78. avirbhava-tirobhava sva-pade tisthati |
tamasi rajasi sattviki manusi vijñana-ghana ananda-ghanah
sac-cid-anandaika-rase bhakti-yoge tisthati ||
The murti that is sometimes manifest and sometimes unmanifest remains in his own abode. His forms, whether human or in the modes of ignorance, passion, or goodness, are the embodiment of spiritual realization and joy, and are permanently situated in bhakti-yoga, exclusively characterized by eternity, knowledge, and bliss.
More details are given here about the deity who in texts 33 and 75 was described as having gone to his own abode (Vaikuntha). Prabodhananda Saraswati comments that this murti, which is “sometimes manifest and sometimes unmanifest,” occasionally descends to this world and at other times remains situated in his own abode (sva-pade). The word sva-pade is taken as significant by Sri Prabodhananda and indicates that in his opinion this Deity is the source of Mathura’s other eleven deities. “His own abode” is Goloka, which, Sri Prabodhananda says, is a special manifestation of earthly Vrndavana.
Sri Prabodhananda hears this deity speaking about his manifest and unmanifest pastimes in Vrindavana in the following verses, which he attributes to the Gautamiya-tantra:26
This beautiful land of Vrindavana is my eternal abode. The woods that extend for five yojanas are veritably my own body. The Kalindi River, which flows through it, is the Susumna channel that carries the currents of pure nectar. Living there in subtle form are the gods and other beings, and I, who am the essence of all the gods, never abandon this wood at any time. In every age, I am sometimes manifest and sometimes unmanifest, but this effulgent, transcendental aspect of my abode is not perceptible to the mundane sense of sight.
Although his different forms appearing in the world are apparently in different modes of nature (animal forms, godly forms, and so on), they are not under the influence of material nature. His form is described here as being “the embodiment of spiritual realization and joy” and “permanently situated in bhakti-yoga, exclusively characterized by eternity, knowledge, and bliss.”

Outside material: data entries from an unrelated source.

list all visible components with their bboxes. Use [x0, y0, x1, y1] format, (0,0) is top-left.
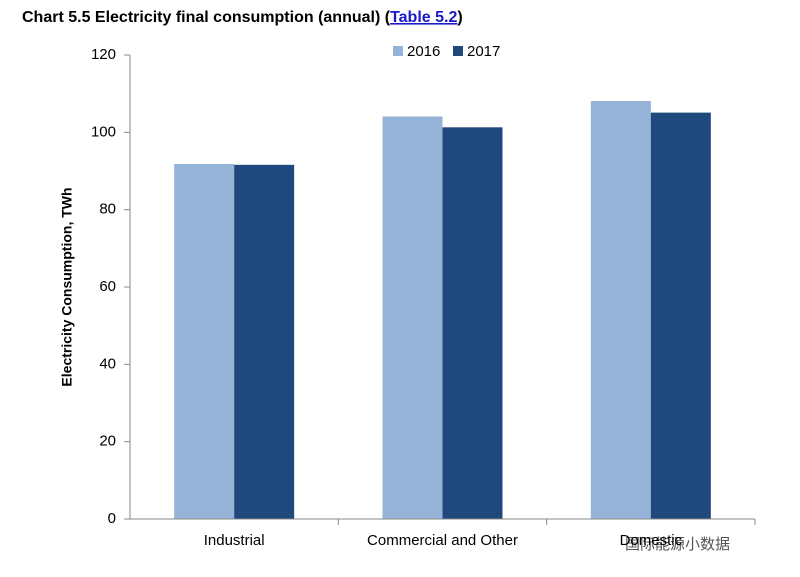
legend-label: 2017: [467, 43, 500, 60]
bar: [234, 164, 295, 519]
bar: [174, 164, 235, 520]
legend-swatch: [453, 46, 463, 56]
chart-title: Chart 5.5 Electricity final consumption …: [22, 9, 463, 26]
bar: [382, 116, 443, 519]
bar: [650, 112, 711, 519]
table-link[interactable]: Table 5.2: [390, 9, 457, 26]
bar: [442, 127, 503, 519]
x-tick-label: Domestic: [620, 532, 683, 549]
y-axis-title: Electricity Consumption, TWh: [59, 187, 75, 386]
y-tick-label: 40: [99, 355, 116, 372]
legend-swatch: [393, 46, 403, 56]
y-tick-label: 120: [91, 46, 116, 63]
y-tick-label: 20: [99, 433, 116, 450]
y-tick-label: 80: [99, 201, 116, 218]
x-tick-label: Industrial: [204, 532, 265, 549]
bar: [590, 101, 651, 519]
legend-label: 2016: [407, 43, 440, 60]
title-end: ): [457, 9, 462, 26]
x-tick-label: Commercial and Other: [367, 532, 518, 549]
y-tick-label: 0: [108, 510, 116, 527]
y-tick-label: 60: [99, 278, 116, 295]
watermark: 国际能源小数据: [625, 536, 730, 553]
title-text: Chart 5.5 Electricity final consumption …: [22, 9, 391, 26]
y-tick-label: 100: [91, 123, 116, 140]
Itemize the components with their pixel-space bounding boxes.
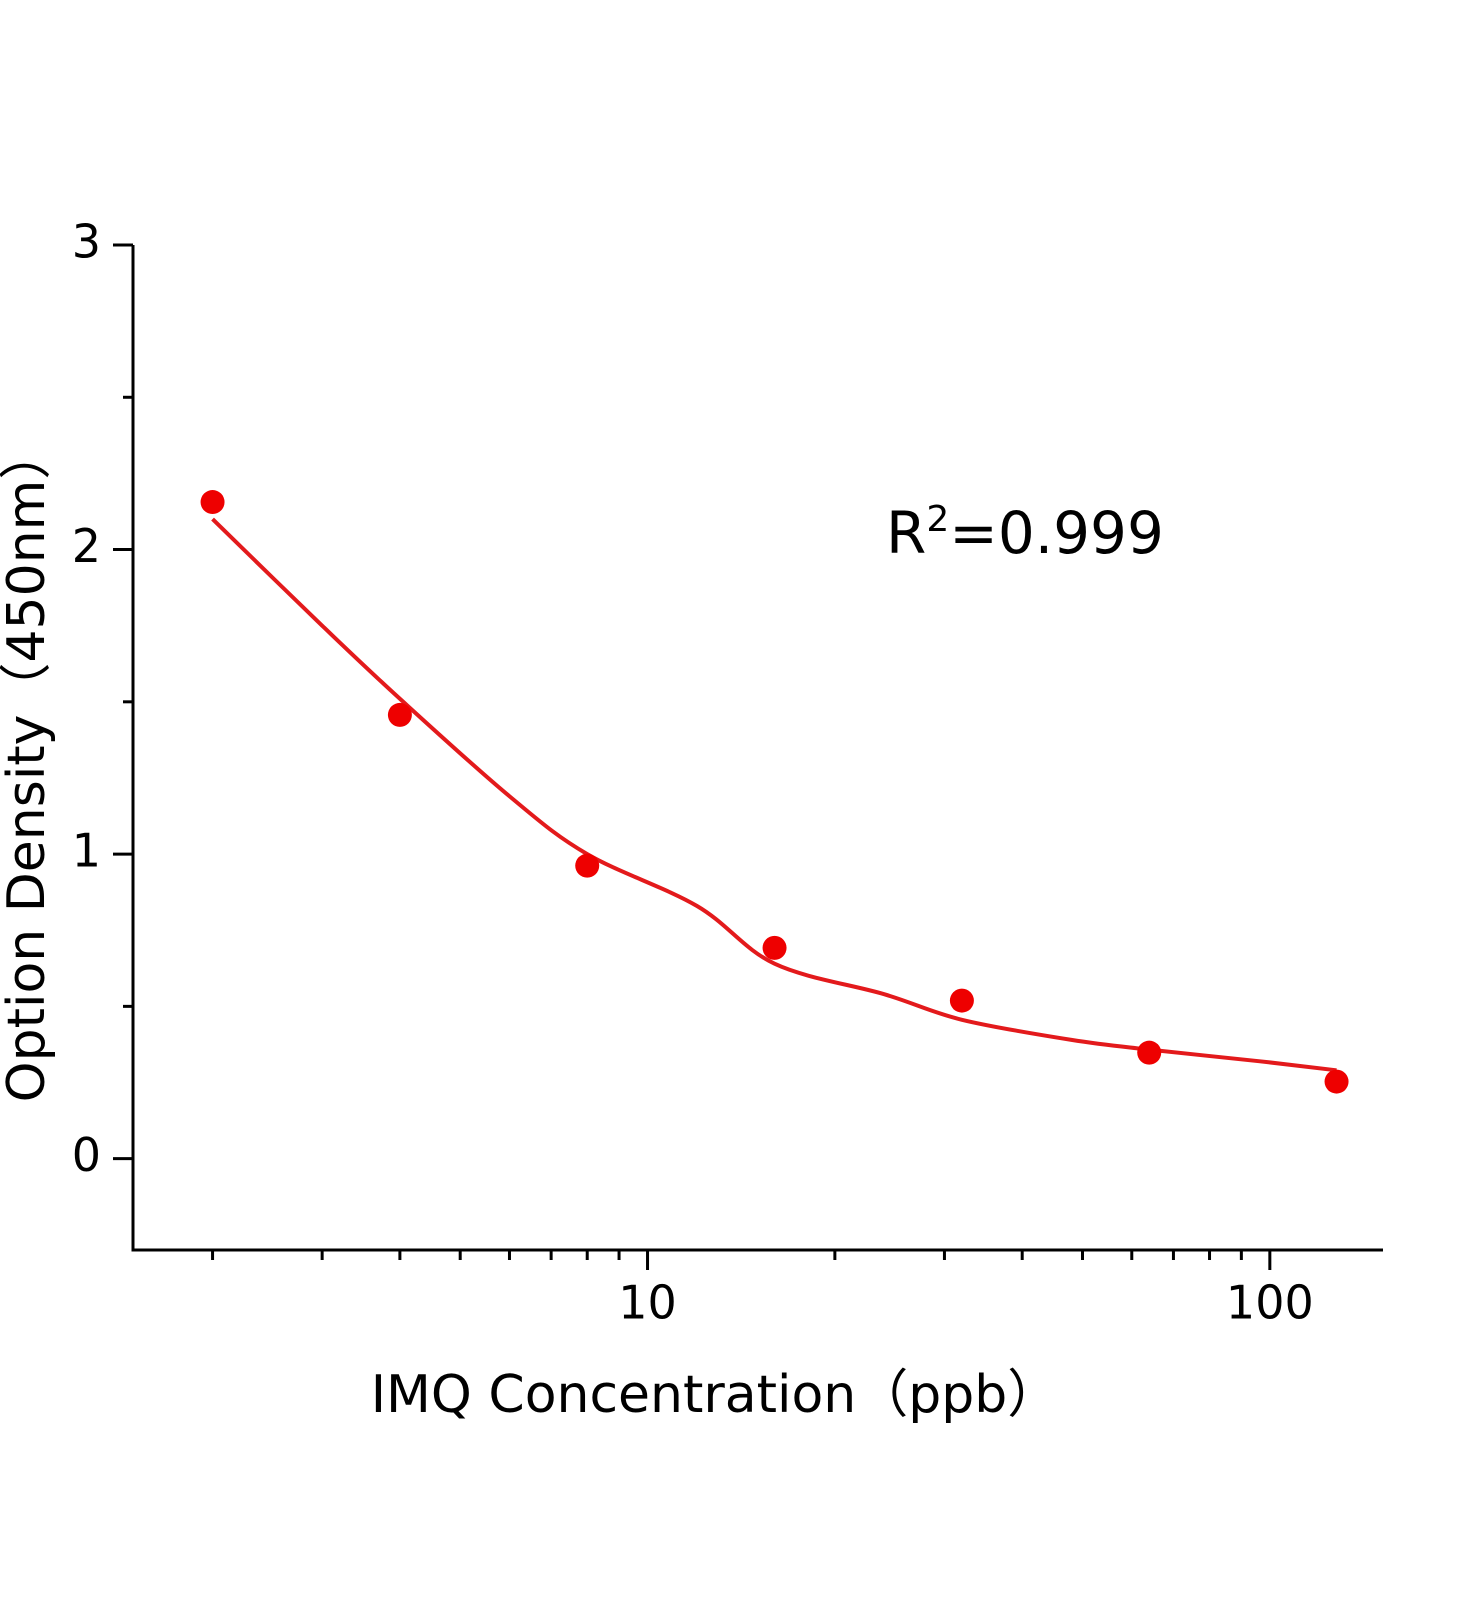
data-point [762, 935, 787, 960]
data-point [575, 853, 600, 878]
data-point [387, 702, 412, 727]
x-tick-label: 10 [618, 1276, 677, 1330]
annotation-sup: 2 [926, 499, 949, 540]
y-axis-label: Option Density（450nm） [0, 428, 57, 1103]
data-point [949, 988, 974, 1013]
annotation-value: =0.999 [949, 499, 1164, 567]
data-point [1137, 1040, 1162, 1065]
data-point [200, 490, 225, 515]
x-tick-label: 100 [1226, 1276, 1314, 1330]
annotation: R2=0.999 [886, 499, 1164, 567]
y-tick-label: 0 [72, 1128, 101, 1182]
y-tick-label: 2 [72, 519, 101, 573]
fit-curve [211, 517, 1337, 1073]
y-tick-label: 1 [72, 824, 101, 878]
y-tick-label: 3 [72, 215, 101, 269]
x-axis-label: IMQ Concentration（ppb） [371, 1365, 1060, 1425]
data-point [1324, 1069, 1349, 1094]
annotation-r: R [886, 499, 926, 567]
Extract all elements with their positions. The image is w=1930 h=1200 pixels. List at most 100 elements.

He can be perceived in the pure condition of bhakti-yoga by those who have knowledge (vijnana) characterized by realization of his form, qualities, and pastimes, which are the antithesis of unconscious matter. In explaining this, Prabodhananda Saraswati comments that the word ghanah in this verse means “solid” or “dense,” and thus ananda-ghanah means “solidified spiritual energy” or “spiritual energy that has taken form.” Ananda-ghanah (solidified joy) also indicates a form that is the antithesis of all distress. As Krishna is constituted of eternity, knowledge, and bliss, so too is pure devotion.